Dünyadaki en su tutmayan yüzeylerden bazılarına sahip olmasıyla ünlü olan Nilüfer yapraklarının kirlenmeleri neredeyse imkansızdır. İşin sırrı ise yaprağın mumsu bir tabaka ile kaplanmış küçük sütunlardan oluşan yüzey yapısında yatar. Yaprağa düşen herhangi bir su, bir damlacık olarak kalır, yerçekimi veya rüzgâr yardımıyla basitçe yuvarlanır. Damlacıklar, aşağı kayarken kiri süpürür ve yaprağı temiz tutar.
Avustralya’nın Melbourne şehrindeki RMIT Üniversitesi‘ndeki araştırmacılar, tıpkı bir nilüfer yaprağı gibi sıvıları ve kiri uzaklaştıran, ardından toprakta hızla parçalanabilen yenilikçi plastik geliştirdi. Science of the Total Environment’da yayınlanan çalışma için nilüferden ilham alan materyalleri yapmak için RMIT bilim ve mühendislik araştırmacılarından oluşan ekip, önce nişasta ve selülozik nanoparçacıklardan oluşan bir plastiği sentetik olarak tasarladı. Bu biyoplastiğin yüzeyi, nilüfer yapraklarının yapısını taklit eden bir desenle basıldı ve ardından silikon bazlı bir organik polimer olan koruyucu bir PDMS tabakasıyla kaplandı. Testler, biyoplastiğin yalnızca sıvıları ve kiri etkili bir şekilde itmediğini, aynı zamanda aşındırıcılarla çizildikten ve ısıya, aside ve etanole maruz kaldıktan sonra da kendi kendini temizleme özelliklerini koruduğunu gösterdi.

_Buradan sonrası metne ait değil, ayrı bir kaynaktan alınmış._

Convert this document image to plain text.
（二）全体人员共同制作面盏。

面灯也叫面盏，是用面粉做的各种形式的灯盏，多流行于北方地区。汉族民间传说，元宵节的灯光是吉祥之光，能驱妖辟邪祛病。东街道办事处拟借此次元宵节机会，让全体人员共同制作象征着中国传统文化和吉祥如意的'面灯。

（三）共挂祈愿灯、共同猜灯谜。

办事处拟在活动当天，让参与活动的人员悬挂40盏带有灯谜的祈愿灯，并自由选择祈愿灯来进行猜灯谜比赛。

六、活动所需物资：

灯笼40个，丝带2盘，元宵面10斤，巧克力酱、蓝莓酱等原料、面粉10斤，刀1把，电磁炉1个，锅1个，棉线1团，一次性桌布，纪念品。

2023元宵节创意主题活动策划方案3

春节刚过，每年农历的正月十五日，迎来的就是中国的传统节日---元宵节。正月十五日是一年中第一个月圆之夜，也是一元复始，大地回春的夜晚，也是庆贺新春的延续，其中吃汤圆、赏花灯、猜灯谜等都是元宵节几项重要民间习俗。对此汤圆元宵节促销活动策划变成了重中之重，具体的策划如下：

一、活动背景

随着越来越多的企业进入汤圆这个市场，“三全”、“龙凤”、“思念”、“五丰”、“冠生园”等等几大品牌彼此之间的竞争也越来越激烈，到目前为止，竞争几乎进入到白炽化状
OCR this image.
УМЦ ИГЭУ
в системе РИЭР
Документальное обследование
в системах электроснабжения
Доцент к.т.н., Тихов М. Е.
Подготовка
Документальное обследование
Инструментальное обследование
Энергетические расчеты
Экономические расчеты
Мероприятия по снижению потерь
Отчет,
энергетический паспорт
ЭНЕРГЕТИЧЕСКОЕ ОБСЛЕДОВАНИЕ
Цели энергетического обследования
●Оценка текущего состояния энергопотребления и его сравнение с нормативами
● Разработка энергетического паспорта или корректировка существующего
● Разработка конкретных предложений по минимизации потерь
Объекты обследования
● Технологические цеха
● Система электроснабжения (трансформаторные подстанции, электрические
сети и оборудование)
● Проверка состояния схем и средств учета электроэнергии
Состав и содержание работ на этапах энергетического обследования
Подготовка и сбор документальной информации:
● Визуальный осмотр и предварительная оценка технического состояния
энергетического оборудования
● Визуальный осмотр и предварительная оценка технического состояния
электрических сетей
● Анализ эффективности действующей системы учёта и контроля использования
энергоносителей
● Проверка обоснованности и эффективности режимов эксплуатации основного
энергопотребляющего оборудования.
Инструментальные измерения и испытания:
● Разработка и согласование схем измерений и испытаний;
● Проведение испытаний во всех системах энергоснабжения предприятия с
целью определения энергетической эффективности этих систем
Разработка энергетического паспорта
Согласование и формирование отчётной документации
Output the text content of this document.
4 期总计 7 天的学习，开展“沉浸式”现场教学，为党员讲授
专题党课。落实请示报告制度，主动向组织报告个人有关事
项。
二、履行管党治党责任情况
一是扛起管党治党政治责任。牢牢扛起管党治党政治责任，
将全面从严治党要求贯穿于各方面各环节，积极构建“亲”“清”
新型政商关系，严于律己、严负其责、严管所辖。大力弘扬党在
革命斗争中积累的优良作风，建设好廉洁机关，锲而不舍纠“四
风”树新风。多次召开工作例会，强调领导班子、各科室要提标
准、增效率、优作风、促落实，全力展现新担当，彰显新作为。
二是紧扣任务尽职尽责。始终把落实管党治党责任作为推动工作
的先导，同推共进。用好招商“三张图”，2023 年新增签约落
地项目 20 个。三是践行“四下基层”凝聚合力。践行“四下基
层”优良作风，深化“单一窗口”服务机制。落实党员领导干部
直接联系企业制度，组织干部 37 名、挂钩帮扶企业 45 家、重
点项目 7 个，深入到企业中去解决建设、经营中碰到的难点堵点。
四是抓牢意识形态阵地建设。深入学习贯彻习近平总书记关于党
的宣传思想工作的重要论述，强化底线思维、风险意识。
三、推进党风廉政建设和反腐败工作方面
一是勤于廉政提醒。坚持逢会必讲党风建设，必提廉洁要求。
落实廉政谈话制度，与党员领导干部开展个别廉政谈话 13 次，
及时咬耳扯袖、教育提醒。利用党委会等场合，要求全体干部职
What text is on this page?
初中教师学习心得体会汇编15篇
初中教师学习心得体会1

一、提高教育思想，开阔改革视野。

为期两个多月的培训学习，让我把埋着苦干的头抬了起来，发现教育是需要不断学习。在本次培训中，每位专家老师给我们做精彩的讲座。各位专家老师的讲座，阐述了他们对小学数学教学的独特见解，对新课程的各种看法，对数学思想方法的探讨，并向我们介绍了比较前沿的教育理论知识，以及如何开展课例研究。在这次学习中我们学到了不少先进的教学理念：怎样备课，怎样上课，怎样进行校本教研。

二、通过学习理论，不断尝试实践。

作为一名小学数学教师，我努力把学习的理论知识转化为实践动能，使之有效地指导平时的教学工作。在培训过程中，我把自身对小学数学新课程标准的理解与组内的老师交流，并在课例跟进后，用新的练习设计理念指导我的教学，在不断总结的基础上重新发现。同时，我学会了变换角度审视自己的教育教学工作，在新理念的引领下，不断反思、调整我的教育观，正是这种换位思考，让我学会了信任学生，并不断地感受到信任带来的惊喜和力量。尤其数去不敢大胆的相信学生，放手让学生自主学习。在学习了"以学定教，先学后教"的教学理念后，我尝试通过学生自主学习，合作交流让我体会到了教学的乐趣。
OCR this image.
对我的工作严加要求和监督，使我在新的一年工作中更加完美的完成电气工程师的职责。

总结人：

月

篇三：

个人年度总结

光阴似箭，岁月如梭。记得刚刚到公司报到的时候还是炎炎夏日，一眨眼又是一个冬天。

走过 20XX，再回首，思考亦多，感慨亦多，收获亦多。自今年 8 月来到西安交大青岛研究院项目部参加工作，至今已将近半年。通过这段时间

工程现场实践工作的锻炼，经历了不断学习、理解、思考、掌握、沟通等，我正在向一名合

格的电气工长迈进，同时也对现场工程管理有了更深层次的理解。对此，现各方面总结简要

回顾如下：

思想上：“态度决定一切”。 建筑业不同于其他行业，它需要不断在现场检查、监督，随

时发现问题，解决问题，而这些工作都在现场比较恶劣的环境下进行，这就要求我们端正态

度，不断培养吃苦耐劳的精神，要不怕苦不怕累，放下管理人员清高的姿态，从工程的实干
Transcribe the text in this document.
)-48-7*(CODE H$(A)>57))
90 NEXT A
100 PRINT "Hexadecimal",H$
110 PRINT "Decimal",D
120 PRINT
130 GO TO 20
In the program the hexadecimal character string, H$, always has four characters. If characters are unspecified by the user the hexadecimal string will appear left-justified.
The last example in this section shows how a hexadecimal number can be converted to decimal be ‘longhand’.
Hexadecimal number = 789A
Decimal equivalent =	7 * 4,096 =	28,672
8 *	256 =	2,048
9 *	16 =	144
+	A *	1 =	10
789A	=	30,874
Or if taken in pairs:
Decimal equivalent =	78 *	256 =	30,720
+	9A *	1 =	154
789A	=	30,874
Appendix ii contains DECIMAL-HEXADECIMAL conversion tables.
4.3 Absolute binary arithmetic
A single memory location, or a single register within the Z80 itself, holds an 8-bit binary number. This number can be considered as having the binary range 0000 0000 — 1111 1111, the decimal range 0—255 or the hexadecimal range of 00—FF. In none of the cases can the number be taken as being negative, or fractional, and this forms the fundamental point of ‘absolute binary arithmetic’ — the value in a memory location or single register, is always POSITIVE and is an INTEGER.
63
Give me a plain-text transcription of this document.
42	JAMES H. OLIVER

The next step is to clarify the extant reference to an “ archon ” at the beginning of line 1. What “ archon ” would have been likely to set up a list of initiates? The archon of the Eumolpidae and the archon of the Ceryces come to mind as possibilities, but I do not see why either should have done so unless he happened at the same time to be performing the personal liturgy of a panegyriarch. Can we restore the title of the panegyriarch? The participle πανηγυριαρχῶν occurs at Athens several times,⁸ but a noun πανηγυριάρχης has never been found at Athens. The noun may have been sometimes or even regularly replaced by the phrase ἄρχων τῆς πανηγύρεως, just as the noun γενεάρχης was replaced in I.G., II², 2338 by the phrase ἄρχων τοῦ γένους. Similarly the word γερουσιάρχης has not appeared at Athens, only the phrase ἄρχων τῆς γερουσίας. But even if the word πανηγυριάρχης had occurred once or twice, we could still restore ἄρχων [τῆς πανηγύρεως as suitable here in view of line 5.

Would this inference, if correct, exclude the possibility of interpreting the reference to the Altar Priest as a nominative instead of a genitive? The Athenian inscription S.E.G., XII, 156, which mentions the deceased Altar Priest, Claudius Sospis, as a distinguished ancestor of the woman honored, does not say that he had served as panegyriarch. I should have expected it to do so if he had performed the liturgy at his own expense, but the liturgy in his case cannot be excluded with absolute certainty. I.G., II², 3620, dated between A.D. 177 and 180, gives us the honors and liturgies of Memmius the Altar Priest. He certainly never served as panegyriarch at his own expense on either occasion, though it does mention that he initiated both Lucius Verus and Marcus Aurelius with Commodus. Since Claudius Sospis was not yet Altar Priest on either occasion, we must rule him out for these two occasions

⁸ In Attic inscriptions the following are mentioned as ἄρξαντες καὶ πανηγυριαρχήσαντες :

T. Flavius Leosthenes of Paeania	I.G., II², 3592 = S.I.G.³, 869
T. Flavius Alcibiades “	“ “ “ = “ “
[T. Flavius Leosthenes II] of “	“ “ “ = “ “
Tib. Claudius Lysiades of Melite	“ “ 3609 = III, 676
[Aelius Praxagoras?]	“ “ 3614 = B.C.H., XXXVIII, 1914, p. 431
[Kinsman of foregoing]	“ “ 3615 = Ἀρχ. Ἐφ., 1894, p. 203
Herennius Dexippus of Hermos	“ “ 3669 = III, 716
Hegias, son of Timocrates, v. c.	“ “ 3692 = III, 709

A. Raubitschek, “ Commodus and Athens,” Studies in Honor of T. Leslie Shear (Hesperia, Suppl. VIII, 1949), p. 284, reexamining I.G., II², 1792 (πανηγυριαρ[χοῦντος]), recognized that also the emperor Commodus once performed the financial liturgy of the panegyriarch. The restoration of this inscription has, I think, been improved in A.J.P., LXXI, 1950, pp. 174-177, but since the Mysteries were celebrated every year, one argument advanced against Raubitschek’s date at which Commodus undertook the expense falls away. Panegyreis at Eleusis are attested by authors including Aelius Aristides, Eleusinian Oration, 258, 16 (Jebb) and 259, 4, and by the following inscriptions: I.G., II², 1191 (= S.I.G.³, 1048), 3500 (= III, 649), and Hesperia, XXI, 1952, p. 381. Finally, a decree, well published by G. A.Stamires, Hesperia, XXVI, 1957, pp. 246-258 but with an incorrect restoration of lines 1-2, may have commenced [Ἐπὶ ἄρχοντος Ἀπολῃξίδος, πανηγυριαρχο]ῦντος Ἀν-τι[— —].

Makalenin Baş Yazarı RMIT Doktora Araştırmacısı Mehran Ghasemlou, hem dayanıklılık hem de bozunabilirliği tam olarak birleştiren benzersiz bir biyoplastik türü sunmak için nilüfer yapraklarının olağanüstü su geçirmez yapısını kopyaladıklarını söyledi.
Diğer yandan ham maddeleri kompostlanabilirlik için dikkatlice seçtiklerini belirten Ghasemlou, bunun biyoplastiklerinin topraktaki bakteri ve böceklere maruz kaldığında hızla parçalandığını görebildikleri toprak çalışmalarının sonuçlarına yansıdığını söyledi. Ghasemlou şunları söyledi: “Nihai amacımız, arka bahçenizdeki kompostunuza eklenebilecek veya diğer organik atıkların yanı sıra yeşil bir çöp kutusuna atılabilecek ambalajları teslim etmek. Böylece gıda atıklarının geldiği kap ile birlikte kompost haline getirilmesi, geri dönüşümün gıda kontaminasyonunu önlemeye yardımcı olmak.”
RMIT araştırma ekibi, biyoplastik için ticari uygulamalar konusunda diğer potansiyel ortaklarla iş birliği yapmak istiyor.